Private debt is irrelevant. Private citizens and private companies are and should be allowed to get into as much debt as they wish.
It is their money, it is their obligation, their responsibility.
No one is pointing a gun to their heads.
And how would you even think of lowering debt ownership? Hike interest rates? Then how will the new investments be realised?
Okay... let’s start with some simple explanations about how the System works.
Private debt is the money Turkish citizens owe to the Turkish banks and believe me it’s not an irrelevant matter even if nobody is made to take a loan with a gun on his head.
The credits the banks give are their assets because they bring them profits in the form of interest payments people pay back. Banks are interested to give more loans because that brings them more profits.
On the other hand all the money people and companies deposit in the banks are liabilities for the banks because banks don’t only keep the deposited money safe but also have to pay a small interest to their owners.
The Banks work like that: they accumulate deposits and then use them to give other people loans. With the interests and the loans people pay back to the Bank it pays a smaller interest to the deposit owner for using his money. The difference is a net profit for the bank.

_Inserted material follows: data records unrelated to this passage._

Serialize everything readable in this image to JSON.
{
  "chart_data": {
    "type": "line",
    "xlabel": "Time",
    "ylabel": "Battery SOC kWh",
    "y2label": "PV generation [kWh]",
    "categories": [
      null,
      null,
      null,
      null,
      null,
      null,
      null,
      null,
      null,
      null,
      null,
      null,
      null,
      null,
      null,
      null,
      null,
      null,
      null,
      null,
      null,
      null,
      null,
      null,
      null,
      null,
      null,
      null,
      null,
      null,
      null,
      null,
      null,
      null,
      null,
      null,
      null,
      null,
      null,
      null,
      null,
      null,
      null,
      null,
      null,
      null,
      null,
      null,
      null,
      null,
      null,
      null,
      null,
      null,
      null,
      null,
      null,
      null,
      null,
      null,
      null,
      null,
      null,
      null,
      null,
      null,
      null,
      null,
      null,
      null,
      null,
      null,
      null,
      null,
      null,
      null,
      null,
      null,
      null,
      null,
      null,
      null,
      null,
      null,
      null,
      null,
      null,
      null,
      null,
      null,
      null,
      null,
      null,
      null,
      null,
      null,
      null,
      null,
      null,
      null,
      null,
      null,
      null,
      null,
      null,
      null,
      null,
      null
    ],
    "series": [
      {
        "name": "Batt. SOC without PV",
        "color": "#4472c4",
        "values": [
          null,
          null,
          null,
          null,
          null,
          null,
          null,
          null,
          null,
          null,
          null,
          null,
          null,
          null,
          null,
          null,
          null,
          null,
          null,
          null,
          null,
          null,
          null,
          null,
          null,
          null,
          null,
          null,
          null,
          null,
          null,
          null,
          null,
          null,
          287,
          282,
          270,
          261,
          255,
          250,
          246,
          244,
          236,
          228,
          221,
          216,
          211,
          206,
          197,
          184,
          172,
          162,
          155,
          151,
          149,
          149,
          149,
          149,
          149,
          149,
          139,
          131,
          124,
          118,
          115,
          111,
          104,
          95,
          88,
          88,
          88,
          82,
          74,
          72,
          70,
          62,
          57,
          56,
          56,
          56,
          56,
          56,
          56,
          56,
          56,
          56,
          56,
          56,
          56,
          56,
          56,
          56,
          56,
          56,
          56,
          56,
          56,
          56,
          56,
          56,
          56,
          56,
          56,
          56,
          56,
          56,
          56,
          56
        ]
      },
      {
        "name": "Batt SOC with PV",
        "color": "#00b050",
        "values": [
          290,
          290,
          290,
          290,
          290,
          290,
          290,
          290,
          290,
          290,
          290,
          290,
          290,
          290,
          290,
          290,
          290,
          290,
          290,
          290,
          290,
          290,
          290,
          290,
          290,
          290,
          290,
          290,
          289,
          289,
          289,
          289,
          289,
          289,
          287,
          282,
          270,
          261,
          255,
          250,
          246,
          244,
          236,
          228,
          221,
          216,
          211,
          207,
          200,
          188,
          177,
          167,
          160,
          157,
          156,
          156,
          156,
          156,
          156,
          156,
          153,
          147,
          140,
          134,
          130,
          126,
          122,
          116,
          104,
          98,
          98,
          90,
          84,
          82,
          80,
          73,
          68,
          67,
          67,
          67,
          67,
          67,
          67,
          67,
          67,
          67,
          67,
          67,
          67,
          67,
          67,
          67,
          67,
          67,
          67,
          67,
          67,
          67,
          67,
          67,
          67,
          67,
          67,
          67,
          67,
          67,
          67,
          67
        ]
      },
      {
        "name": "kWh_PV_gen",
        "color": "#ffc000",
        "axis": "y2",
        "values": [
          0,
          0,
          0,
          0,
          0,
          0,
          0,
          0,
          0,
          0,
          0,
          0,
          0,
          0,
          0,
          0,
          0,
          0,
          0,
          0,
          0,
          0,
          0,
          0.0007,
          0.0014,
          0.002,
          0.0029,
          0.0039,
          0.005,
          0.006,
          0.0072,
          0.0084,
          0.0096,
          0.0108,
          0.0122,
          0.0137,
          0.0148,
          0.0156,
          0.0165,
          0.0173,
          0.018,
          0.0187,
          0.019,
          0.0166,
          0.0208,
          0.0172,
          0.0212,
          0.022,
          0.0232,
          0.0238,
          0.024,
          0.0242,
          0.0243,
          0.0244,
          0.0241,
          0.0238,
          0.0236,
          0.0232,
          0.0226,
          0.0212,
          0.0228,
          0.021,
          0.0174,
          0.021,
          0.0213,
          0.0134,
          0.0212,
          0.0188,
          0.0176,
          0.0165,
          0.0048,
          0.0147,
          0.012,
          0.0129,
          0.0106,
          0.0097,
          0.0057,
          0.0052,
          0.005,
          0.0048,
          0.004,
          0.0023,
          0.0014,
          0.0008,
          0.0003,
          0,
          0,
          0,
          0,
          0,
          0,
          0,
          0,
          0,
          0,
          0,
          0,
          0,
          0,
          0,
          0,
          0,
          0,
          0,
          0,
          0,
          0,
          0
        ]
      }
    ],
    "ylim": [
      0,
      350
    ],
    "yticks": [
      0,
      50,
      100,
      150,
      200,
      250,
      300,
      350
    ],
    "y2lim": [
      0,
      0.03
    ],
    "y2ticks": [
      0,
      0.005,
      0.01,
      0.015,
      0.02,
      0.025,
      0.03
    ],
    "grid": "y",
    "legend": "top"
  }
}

Considering that all the deposits in the Turkish banks cover only around a half of all the private loans they give it means that they should be looking for more financial resources from somewhere else. From where you might ask?
From the international financial markets. Turkish banks take loans from bigger international banks and financial institutions to fuel the credit market in Turkey that brings them tens of billions every year (net profit of the Turkish banking sector last year was 13$ billion). Indirectly from this huge amount of money billions fly away from Turkey every single year.
You talk about investments and I have nothing against using loans to invest in a business that will potentially bring me and the Turkish economy money and profits. How much of all this debt is used for investments though?
Majority of it is used for everyday spendings like paying bills, buying new jeans and Nike shoes in the mall, to get the new Iphone or in more rare cases to buy a new car to show off in front of your neighbors. I am sure that you know many people who are just addicted to their credit cards or owe money to a credit institution.
For now the system is working fine- people still manage to pay back their loans, they still consume and buy and spend money (that are not theirs in many cases) on things, the Government keeps building many things with a questionable economic value (airports and stadiums in places where they will be nothing else but white elephants), the printing machines keep pushing liras into the economy, also exports are rising and the economic climate in the world is pretty good too.
What will happen if a mini 2008-2009 World crysis repeats again and all the international hot money stop flowing into Turkey though?
What if people can’t pay back their debts or if businesses can’t do it too and go bankrupt because of their heavy debts? What if the construction bubble bursts like in America a decade ago?
Many economists say that Turkey’s current economy is a huge bubble which not sustainable for the future and they don’t say it because they are jealous or something but because it is true.